Written by Garrett Schmidt
Hike to Green Mountain Lookout, Washington
Green Mountain was one of the most popular hikes in Washington for years, but in 2006 a major washout damaged the trail for about eight years, which was enough time to make the the masses forget about the trail. In 2014, the trail was finally finished to allow access by to the trail head. To date, the trail is in excellent condition, as well as the service road to get there. Anyone with a car should have no problem reaching the top, however you won’t be able to speed up the mountain.
The trail starts out fairly easy in a lush forest with old growth trees. The forest clears after about a mile, giving you stretching views views of the valley. Then begins the switchbacks through tall brush. The last two miles really start to kick your butt. Switchbacks turn into a straight up hike to the peak. The altitude can wear you out, but keep pushing. The views at the top are amazing. On a clear day you can see Mt. Baker, Glacier Peak, and many other peaks of the North Cascades.
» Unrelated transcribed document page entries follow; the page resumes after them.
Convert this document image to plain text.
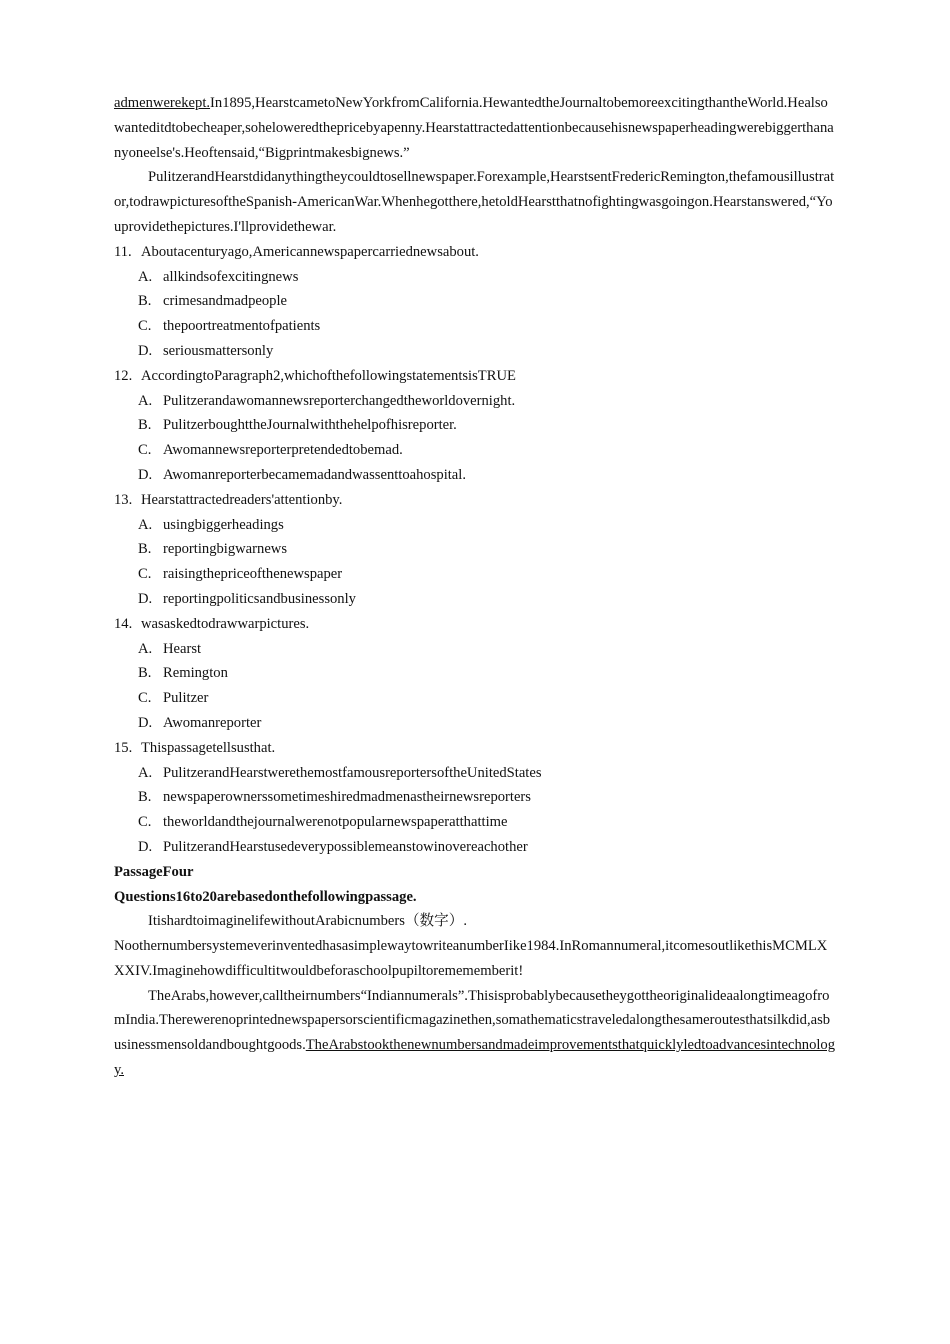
admenwerekept.In1895,HearstcametoNewYorkfromCalifornia.HewantedtheJournaltobemoreexcitingthantheWorld.Healsowanteditdtobecheaper,soheloweredthepricebyapenny.Hearstattractedattentionbecausehisnewspaperheadingwerebiggerthananyoneelse's.Heoftensaid,“Bigprintmakesbignews.”

PulitzerandHearstdidanythingtheycouldtosellnewspaper.Forexample,HearstsentFredericRemington,thefamousillustrator,todrawpicturesoftheSpanish-AmericanWar.Whenhegotthere,hetoldHearstthatnofightingwasgoingon.Hearstanswered,“Youprovidethepictures.I'llprovidethewar.

11. Aboutacenturyago,Americannewspapercarriednewsabout.

A. allkindsofexcitingnews
B. crimesandmadpeople
C. thepoortreatmentofpatients
D. seriousmattersonly

12. AccordingtoParagraph2,whichofthefollowingstatementsisTRUE

A. Pulitzerandawomannewsreporterchangedtheworldovernight.
B. PulitzerboughttheJournalwiththehelpofhisreporter.
C. Awomannewsreporterpretendedtobemad.
D. Awomanreporterbecamemadandwassenttoahospital.

13. Hearstattractedreaders'attentionby.

A. usingbiggerheadings
B. reportingbigwarnews
C. raisingthepriceofthenewspaper
D. reportingpoliticsandbusinessonly

14. wasaskedtodrawwarpictures.

A. Hearst
B. Remington
C. Pulitzer
D. Awomanreporter

15. Thispassagetellsusthat.

A. PulitzerandHearstwerethemostfamousreportersoftheUnitedStates
B. newspaperownerssometimeshiredmadmenastheirnewsreporters
C. theworldandthejournalwerenotpopularnewspaperatthattime
D. PulitzerandHearstusedeverypossiblemeanstowinovereachother

PassageFour

Questions16to20arebasedonthefollowingpassage.

ItishardtoimaginelifewithoutArabicnumbers（数字）.

NoothernumbersystemeverinventedhasasimplewaytowriteanumberIike1984.InRomannumeral,itcomesoutlikethisMCMLXXXIV.Imaginehowdifficultitwouldbeforaschoolpupiltoremememberit!

TheArabs,however,calltheirnumbers“Indiannumerals”.ThisisprobablybecausetheygottheoriginalideaalongtimeagofromIndia.Therewerenoprintednewspapersorscientificmagazinethen,somathematicstraveledalongthesameroutesthatsilkdid,asbusinessmensoldandboughtgoods.TheArabstookthenewnumbersandmadeimprovementsthatquicklyledtoadvancesintechnology.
Make sure your bring some warm clothing while at the top to spend time enjoying all that you’ve earned. We took along a fresh loaf of bread, cheese, and some salami, which totally hit the spot after that long hike.
Please reference Washington Trail Association for a more in-depth review before you hike. Also, don’t forget to leave it how you found it!
- Trekking Poles – This is a very steep hike. The elevation gain is about 3200′ over the 4.25 miles. We recommend either the REI Flash Carbon Trekking Poles (our friend did the PCT with these and they made it the whole way without getting damaged or breaking) or the Black Diamond Trail Ergo Cork Trekking Poles.
- Puffy Jacket – Puffy jackets are perfect for any hike, so light and compressible. I use my Patagonia Down Sweater pretty exclusively. I used to work for them so I got some great deals on clothing. I like their business practices and their conscious effort to reduce the impact with their manufacturing, so I will continue to promote them.
- Camera – I bring my camera on every rock climbing and hiking trip, which makes a light camera a must. I will never sacrifice quality, especially for big prints, so I shoot the Sony a7rii. However, no, you don’t need an expensive camera to go outside and capture the moment. I started with a Gopro. This is just where I am at now.
- 10 Essentials – The WTA lays it out perfectly.